Where there are gaps, where there is room for improvement, then we must have the courage to improve and to undertake that. This is where the East Asia Summit comes in, especially vis a vis how best to engage or find the right modalities for the deepening of US and Russia engagement in the region. This is still the ongoing discussion. We have yet to find the right modality, whether via the East Asia Summit or other.

Does ASEAN look to have both Russia and the US joining at one time or it can come in sequence?

Russia has been knocking on the door for some time. They are there and want to join the EAS. We have formally stated that we welcome Russia’s participation in the summit, which is an evolution in our position.
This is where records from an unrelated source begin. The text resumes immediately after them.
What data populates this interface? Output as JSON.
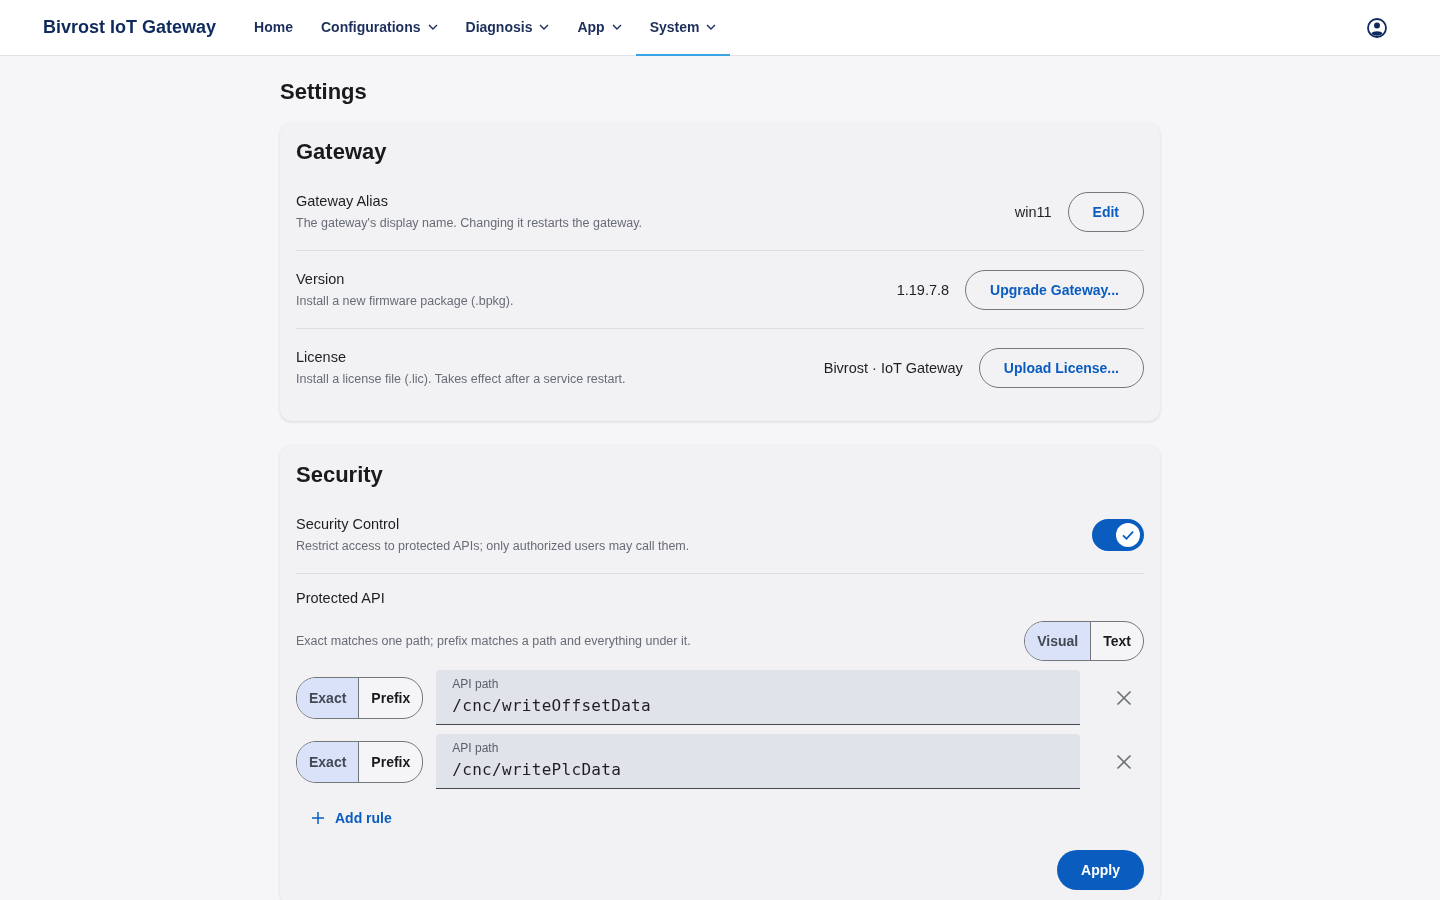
{
  "header": {
    "brand": "Bivrost IoT Gateway",
    "nav": [
      {
        "label": "Home",
        "dropdown": false,
        "selected": false
      },
      {
        "label": "Configurations",
        "dropdown": true,
        "selected": false
      },
      {
        "label": "Diagnosis",
        "dropdown": true,
        "selected": false
      },
      {
        "label": "App",
        "dropdown": true,
        "selected": false
      },
      {
        "label": "System",
        "dropdown": true,
        "selected": true
      }
    ]
  },
  "page_title": "Settings",
  "gateway": {
    "title": "Gateway",
    "rows": [
      {
        "label": "Gateway Alias",
        "description": "The gateway's display name. Changing it restarts the gateway.",
        "value": "win11",
        "button": "Edit"
      },
      {
        "label": "Version",
        "description": "Install a new firmware package (.bpkg).",
        "value": "1.19.7.8",
        "button": "Upgrade Gateway..."
      },
      {
        "label": "License",
        "description": "Install a license file (.lic). Takes effect after a service restart.",
        "value": "Bivrost · IoT Gateway",
        "button": "Upload License..."
      }
    ]
  },
  "security": {
    "title": "Security",
    "control": {
      "label": "Security Control",
      "description": "Restrict access to protected APIs; only authorized users may call them.",
      "on": true
    },
    "protected_api": {
      "label": "Protected API",
      "description": "Exact matches one path; prefix matches a path and everything under it.",
      "modes": [
        {
          "label": "Visual",
          "selected": true
        },
        {
          "label": "Text",
          "selected": false
        }
      ],
      "rules": [
        {
          "match": [
            {
              "label": "Exact",
              "selected": true
            },
            {
              "label": "Prefix",
              "selected": false
            }
          ],
          "field_label": "API path",
          "value": "/cnc/writeOffsetData"
        },
        {
          "match": [
            {
              "label": "Exact",
              "selected": true
            },
            {
              "label": "Prefix",
              "selected": false
            }
          ],
          "field_label": "API path",
          "value": "/cnc/writePlcData"
        }
      ],
      "add_button": "Add rule"
    },
    "apply_button": "Apply"
  }
}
At the same time we would also welcome, the US in the EAS, if they wish to join. But we have yet to hear formally from them. Now in terms of the sequence, as to which comes before, that is something we can think through further. Ideally, it would be nice to think that they can do things in tandem or in concert in terms of procedures.

Why not just do it in one go. But there is also the geopolitical context as well, that it would be ideal if both these relatively large countries proceeded in concert.

But these are all still possibilities. It is not Indonesia’s business to suggest anything to these countries because we are yet to fully ascertain what is the preferred modality.

Do all ASEAN member states already agree in principle to include Russia and the US?

This is still being discussed. The leaders in their summit in Hanoi have tasked foreign ministers to consider fully.

the whole subject of regional architecture. I think, to be honest, this will be forever a work-in-progress. There won’t be one day when we can say that it is all done. This is something fluid and dynamic, constantly evolving. There won’t be a moment in time when we say we are not perfect right now and after the two countries join us, this is it. No, we are constantly evolving in a dynamic and fluid situation. Indonesia revels in this kind of dynamic. We are not worried.

We find this dynamic equilibrium is the type of diplomacy that will make progress. We need to be alert to the evolving situation.

Do you have any timeline to complete the discussion on the expansion?

I don’t want to reduce it to the whole issue of expansion per se. It is more than simply an expansion. The fact is we have the ministerial meeting in Hanoi this July and then we have the summit this October and so there will be at least those opportunities to see whether progress can be made.

Indonesia will be chairing ASEAN in 2011 and this is a good opportunity along the line for us to be part of the effort to help shape our regional architecture. For us, sooner is better than later. No need to postpone things that can be done. But at the same time, we are very much aware that this is about comfort levels, we must proceed as they said in ASEAN language: at the best comfortable rate for all.